Trip to Burgundy: scrapbook of memories… drinking

Marco Manzoli in Borgogna

This article is the introduction to the series of pieces to come, in which Marco Manzoli aka Vinogodi, has put together tales of his travels, tastings, and chats made with producers and friends. A Burgundy experienced firsthand and tasted so much over the years.

It is talked about far too much by now. The subject of fierce speculation over the past 25 years, then and consequently object of desire, now almost unattainable, for most wine lovers around the globe. Top Chardonnay and Pinot Noir, minimal quantities, demand beyond all market rules and availability, almost morbid desire for a unique experience by wine lovers, and speculation have led Burgundy wines to prices considered amoral, taking into account that they are only “bottles of wine.”

Those fortunate enough to have had facilitated access to producers, distributors or alternative channels at an unsuspected time, however, had a golden opportunity to have a unique experience and realistically contextualize the value of these wines. Those who dispute them either make it a crusade “of virtual wine for dreamers” or “of overrated wines” have never drunk them, or are simply aware that they belong to the “fox and grapes” fairy tale, thus wish more dreamlike than achievable, except an economic power today within the reach of a few, as quantities produced at the limit of “confidentiality” and truly inaccessible in terms of availability.

Not a treatise on Burgundy

This paper does not pretend to be a treatise on Burgundy, already there are excellent and very interesting ones on the market, as much as a journey, made over the past decades “lived” among glasses of wine from the area, visits to producers, sharing among friends, endless discussions, more or less articulated insights, but always dictated by a great sense of passion, sharing and that quid of “science and knowledge” that characterizes the enthusiast at the last stage.

A scrapbook of memories

Daniele Cernilli and Marco Manzoli aka Vinogodi
Daniele Cernilli and Marco Manzoli aka Vinogodi


A
scrapbook of memories where the photos, somewhat faded, are reviewed with nostalgia, as something difficult to repeat. For several reasons: the cost today prohibitive of much of these wines and the relatively long parable of their lives. Main reason why they are drunk, given the costs, when they are considered to be at the peak of their quality journey, Pinot Noir and Chardonnay, as long-lived as they are in Burgundy, not being close to the eternal evolutionary parabola of Bordeaux, Nebbiolo, Brunelli, Tempranillo, Rhone Syrah and Riesling. So the drinking frenzy becomes almost psychosis about wines whose economic sacrifice perpetrated must match the maximum pleasure these oenological masterpieces can bestow.

It starts with drinking

Marsannay Blanc Saint Jacques 2019 Fréderic Magnien with stopperInevitably we start with a premise, I anticipate: boring, of a “personal” description at each thematic tasting session. Only apparently objective because documented and experienced, of areals and characteristics, and then went into the merits of the various wine zones starting with drinking, both Pinot Noir-based red wines and Chardonnay-based whites, through an almost endless series of encounters among friends, sometimes semi-serious banter where conviviality clearly outweighed the technical aspect, most often where the hedonistic aspect reached very high levels and left only partial room for analysis of these-but yes, small masterpieces.

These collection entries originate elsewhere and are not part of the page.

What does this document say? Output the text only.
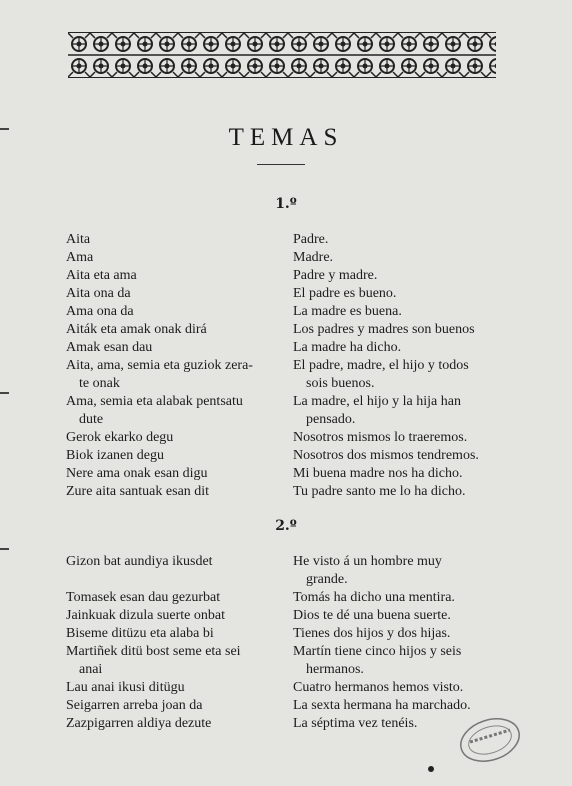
TEMAS
1.º
Aita
Ama
Aita eta ama
Aita ona da
Ama ona da
Aiták eta amak onak dirá
Amak esan dau
Aita, ama, semia eta guziok zera-
te onak
Ama, semia eta alabak pentsatu
dute
Gerok ekarko degu
Biok izanen degu
Nere ama onak esan digu
Zure aita santuak esan dit
Padre.
Madre.
Padre y madre.
El padre es bueno.
La madre es buena.
Los padres y madres son buenos
La madre ha dicho.
El padre, madre, el hijo y todos
sois buenos.
La madre, el hijo y la hija han
pensado.
Nosotros mismos lo traeremos.
Nosotros dos mismos tendremos.
Mi buena madre nos ha dicho.
Tu padre santo me lo ha dicho.
2.º
Gizon bat aundiya ikusdet
Tomasek esan dau gezurbat
Jainkuak dizula suerte onbat
Biseme ditüzu eta alaba bi
Martiñek ditü bost seme eta sei
anai
Lau anai ikusi ditügu
Seigarren arreba joan da
Zazpigarren aldiya dezute
He visto á un hombre muy
grande.
Tomás ha dicho una mentira.
Dios te dé una buena suerte.
Tienes dos hijos y dos hijas.
Martín tiene cinco hijos y seis
hermanos.
Cuatro hermanos hemos visto.
La sexta hermana ha marchado.
La séptima vez tenéis.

The absolute value of the producer’s skill

I will preface the first consideration after so many decades of wine-passionate doggedness: the almost generalized awareness that in Burgundy “the handle,” that is, the skill of the producer, is an inseparable property of the value of the wine itself, going to decisively enhance the classification of the wines or the characteristic of the terroir. This may seem a platitude transferable to any wine area, but in Burgundy this fact is absolutely inescapable from knowledge of the reality of the area and amplified in a perhaps anomalous way.

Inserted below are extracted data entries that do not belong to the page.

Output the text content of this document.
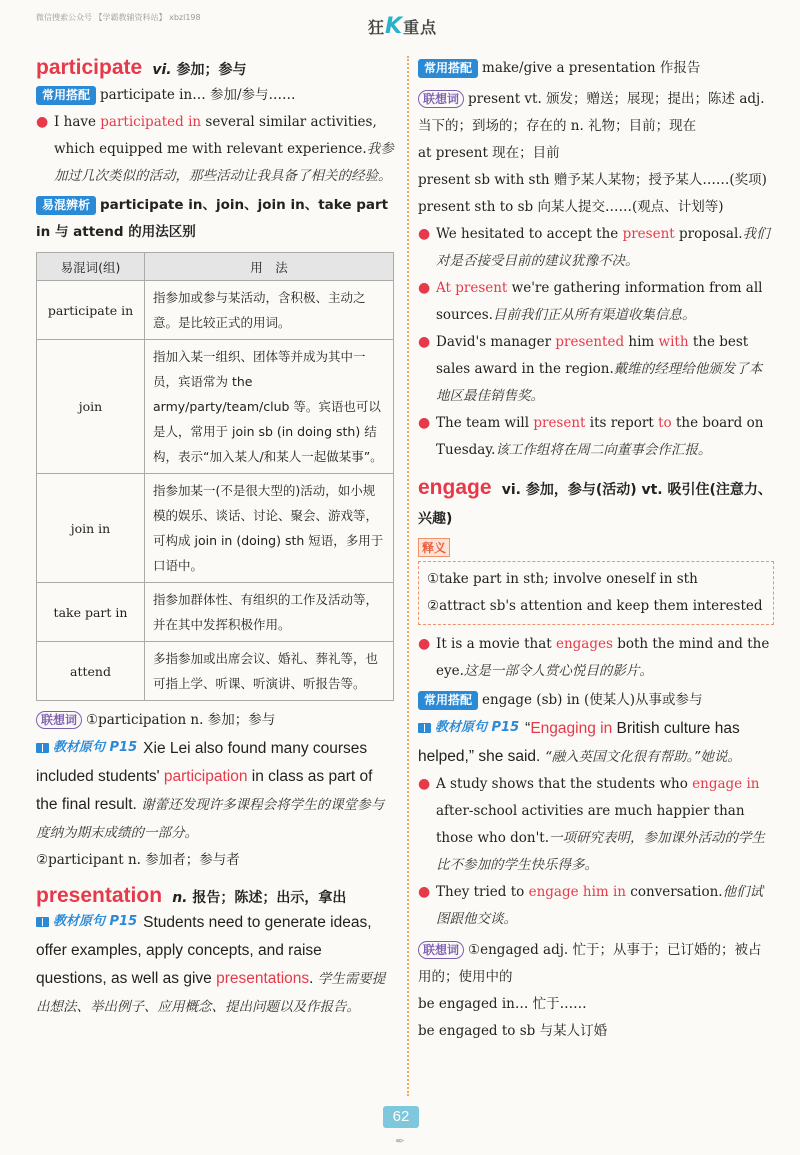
微信搜索公众号 【学霸教辅资料站】 xbzl198
狂K重点
participate vi. 参加；参与
常用搭配 participate in… 参加/参与……
● I have participated in several similar activities, which equipped me with relevant experience.我参加过几次类似的活动，那些活动让我具备了相关的经验。
易混辨析 participate in、join、join in、take part in 与 attend 的用法区别
易混词(组)	用　法
participate in	指参加或参与某活动，含积极、主动之意。是比较正式的用词。
join	指加入某一组织、团体等并成为其中一员，宾语常为 the army/party/team/club 等。宾语也可以是人，常用于 join sb (in doing sth) 结构，表示“加入某人/和某人一起做某事”。
join in	指参加某一(不是很大型的)活动，如小规模的娱乐、谈话、讨论、聚会、游戏等，可构成 join in (doing) sth 短语，多用于口语中。
take part in	指参加群体性、有组织的工作及活动等，并在其中发挥积极作用。
attend	多指参加或出席会议、婚礼、葬礼等，也可指上学、听课、听演讲、听报告等。
联想词 ①participation n. 参加；参与
教材原句 P15 Xie Lei also found many courses included students' participation in class as part of the final result. 谢蕾还发现许多课程会将学生的课堂参与度纳为期末成绩的一部分。
②participant n. 参加者；参与者
presentation n. 报告；陈述；出示，拿出
教材原句 P15 Students need to generate ideas, offer examples, apply concepts, and raise questions, as well as give presentations. 学生需要提出想法、举出例子、应用概念、提出问题以及作报告。
常用搭配 make/give a presentation 作报告
联想词 present vt. 颁发；赠送；展现；提出；陈述 adj. 当下的；到场的；存在的 n. 礼物；目前；现在
at present 现在；目前
present sb with sth 赠予某人某物；授予某人……(奖项)
present sth to sb 向某人提交……(观点、计划等)
● We hesitated to accept the present proposal.我们对是否接受目前的建议犹豫不决。
● At present we're gathering information from all sources.目前我们正从所有渠道收集信息。
● David's manager presented him with the best sales award in the region.戴维的经理给他颁发了本地区最佳销售奖。
● The team will present its report to the board on Tuesday.该工作组将在周二向董事会作汇报。
engage vi. 参加，参与(活动) vt. 吸引住(注意力、兴趣)
释义
①take part in sth; involve oneself in sth
②attract sb's attention and keep them interested
● It is a movie that engages both the mind and the eye.这是一部令人赏心悦目的影片。
常用搭配 engage (sb) in (使某人)从事或参与
教材原句 P15 “Engaging in British culture has helped,” she said. “融入英国文化很有帮助。”她说。
● A study shows that the students who engage in after-school activities are much happier than those who don't.一项研究表明，参加课外活动的学生比不参加的学生快乐得多。
● They tried to engage him in conversation.他们试图跟他交谈。
联想词 ①engaged adj. 忙于；从事于；已订婚的；被占用的；使用中的
be engaged in… 忙于……
be engaged to sb 与某人订婚
62
✒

Of this, the market has been so aware that it has valued some producers to an incredible degree, whatever product and whatever classification the wine made by these “wine artists” had. The fabled value of the area also brought market distortions, so much so that it has the sad record of 95% of the most expensive wines in the world (without going into ancient auction wines, Bordeaux especially and little else) that make history in their own right.

…But why not start right away with a delicious Burgundy that costs…just right?

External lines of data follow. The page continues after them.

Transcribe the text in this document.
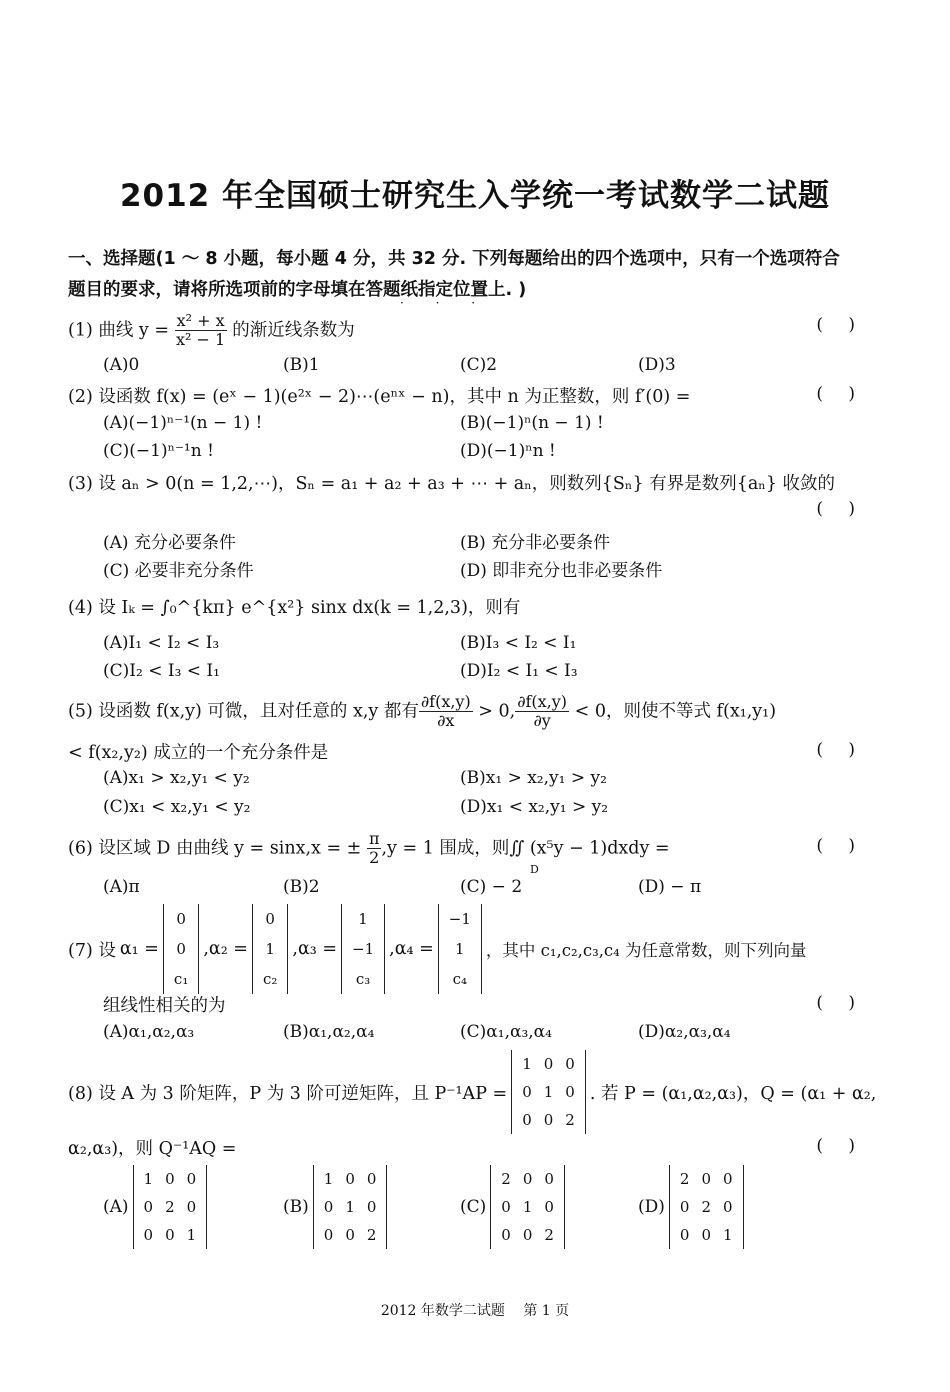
2012 年全国硕士研究生入学统一考试数学二试题
一、选择题(1 ～ 8 小题，每小题 4 分，共 32 分. 下列每题给出的四个选项中，只有一个选项符合
题目的要求，请将所选项前的字母填在答题纸指定位置上. )
· · ·
(1) 曲线 $y = \frac{\text{x² + x}}{\text{x² − 1}}$ 的渐近线条数为	( )
(A)0	(B)1	(C)2	(D)3
(2) 设函数 f(x) = (eˣ − 1)(e²ˣ − 2)⋯(eⁿˣ − n)，其中 n 为正整数，则 f′(0) =	( )
(A)(−1)ⁿ⁻¹(n − 1) !	(B)(−1)ⁿ(n − 1) !
(C)(−1)ⁿ⁻¹n !	(D)(−1)ⁿn !
(3) 设 aₙ > 0(n = 1,2,⋯)，Sₙ = a₁ + a₂ + a₃ + ⋯ + aₙ，则数列{Sₙ} 有界是数列{aₙ} 收敛的
( )
(A) 充分必要条件	(B) 充分非必要条件
(C) 必要非充分条件	(D) 即非充分也非必要条件
(4) 设 Iₖ = ∫₀^{kπ} e^{x²} sinx dx(k = 1,2,3)，则有
(A)I₁ < I₂ < I₃	(B)I₃ < I₂ < I₁
(C)I₂ < I₃ < I₁	(D)I₂ < I₁ < I₃
(5) 设函数 f(x,y) 可微，且对任意的 x,y 都有 $\frac{\partial f(x,y)}{\partial x} > 0$, $\frac{\partial f(x,y)}{\partial y} < 0$，则使不等式 f(x₁,y₁)
< f(x₂,y₂) 成立的一个充分条件是	( )
(A)x₁ > x₂,y₁ < y₂	(B)x₁ > x₂,y₁ > y₂
(C)x₁ < x₂,y₁ < y₂	(D)x₁ < x₂,y₁ > y₂
(6) 设区域 D 由曲线 y = sinx,x = ± $\frac{\pi}{2} ,y = 1$ 围成，则∬ (x⁵y − 1)dxdy =
D
( )
(A)π	(B)2	(C) − 2	(D) − π
(7) 设 α₁ =
0
0
c₁
,α₂ =
0
1
c₂
,α₃ =
1
−1
c₃
,α₄ =
−1
1
c₄
，其中 c₁,c₂,c₃,c₄ 为任意常数，则下列向量
组线性相关的为	( )
(A)α₁,α₂,α₃	(B)α₁,α₂,α₄	(C)α₁,α₃,α₄	(D)α₂,α₃,α₄
(8) 设 A 为 3 阶矩阵，P 为 3 阶可逆矩阵，且 P⁻¹AP =
1	0	0
0	1	0
0	0	2
. 若 P = (α₁,α₂,α₃)，Q = (α₁ + α₂,
α₂,α₃)，则 Q⁻¹AQ =	( )
(A)
1	0	0
0	2	0
0	0	1
(B)
1	0	0
0	1	0
0	0	2
(C)
2	0	0
0	1	0
0	0	2
(D)
2	0	0
0	2	0
0	0	1
2012 年数学二试题　 第 1 页
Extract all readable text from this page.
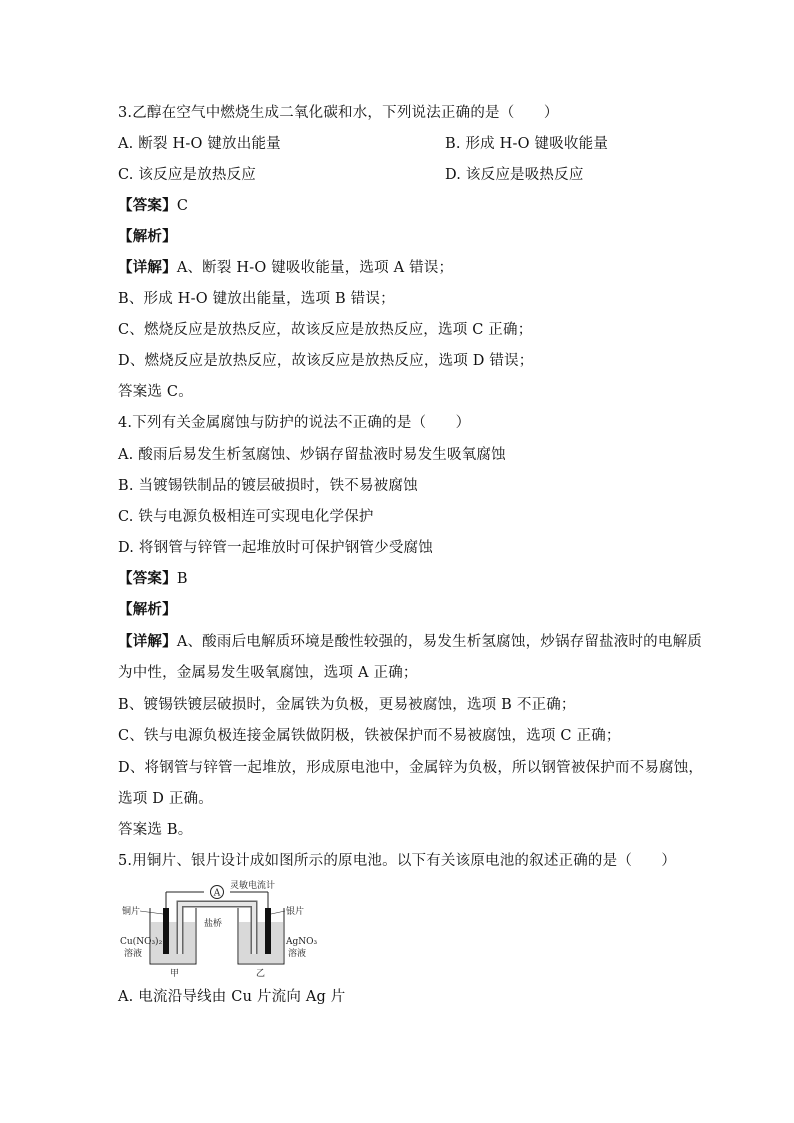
3.乙醇在空气中燃烧生成二氧化碳和水，下列说法正确的是（　　）
A. 断裂 H-O 键放出能量	B. 形成 H-O 键吸收能量
C. 该反应是放热反应	D. 该反应是吸热反应
【答案】C
【解析】
【详解】A、断裂 H-O 键吸收能量，选项 A 错误；
B、形成 H-O 键放出能量，选项 B 错误；
C、燃烧反应是放热反应，故该反应是放热反应，选项 C 正确；
D、燃烧反应是放热反应，故该反应是放热反应，选项 D 错误；
答案选 C。
4.下列有关金属腐蚀与防护的说法不正确的是（　　）
A. 酸雨后易发生析氢腐蚀、炒锅存留盐液时易发生吸氧腐蚀
B. 当镀锡铁制品的镀层破损时，铁不易被腐蚀
C. 铁与电源负极相连可实现电化学保护
D. 将钢管与锌管一起堆放时可保护钢管少受腐蚀
【答案】B
【解析】
【详解】A、酸雨后电解质环境是酸性较强的，易发生析氢腐蚀，炒锅存留盐液时的电解质
为中性，金属易发生吸氧腐蚀，选项 A 正确；
B、镀锡铁镀层破损时，金属铁为负极，更易被腐蚀，选项 B 不正确；
C、铁与电源负极连接金属铁做阴极，铁被保护而不易被腐蚀，选项 C 正确；
D、将钢管与锌管一起堆放，形成原电池中，金属锌为负极，所以钢管被保护而不易腐蚀，
选项 D 正确。
答案选 B。
5.用铜片、银片设计成如图所示的原电池。以下有关该原电池的叙述正确的是（　　）
A
灵敏电流计
铜片	银片
盐桥
Cu(NO₃)₂
溶液
AgNO₃
溶液
甲	乙
A. 电流沿导线由 Cu 片流向 Ag 片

Marsannay Blanc Saint Jacques 2019 Fréderic MagnienMarsannay Blanc Saint Jacques 2019 Fréderic Magnien

Score: 90/100
Average price in wine shop: € 50

We are in an area on the sidelines of Burgundy “in the spotlight” but which manages to express wines with nuanced and deliciously drinkable characteristics. Located in the extreme north of the Côte de Nuits, the domaine of Fréderic Magnien produces, in biodynamic agriculture, Pinot Blanc, almost as an exception, really interesting Chardonnay and Pinot Noir.

Chardonnay and Pinot Blanc. 18 months in barrique. Canary yellow with green highlights. The aromas are of medium intensity, where one recognizes white rose petals, daisy pistils, saffron. The mouth has great acid tension, apparently lean, actually of great finesse.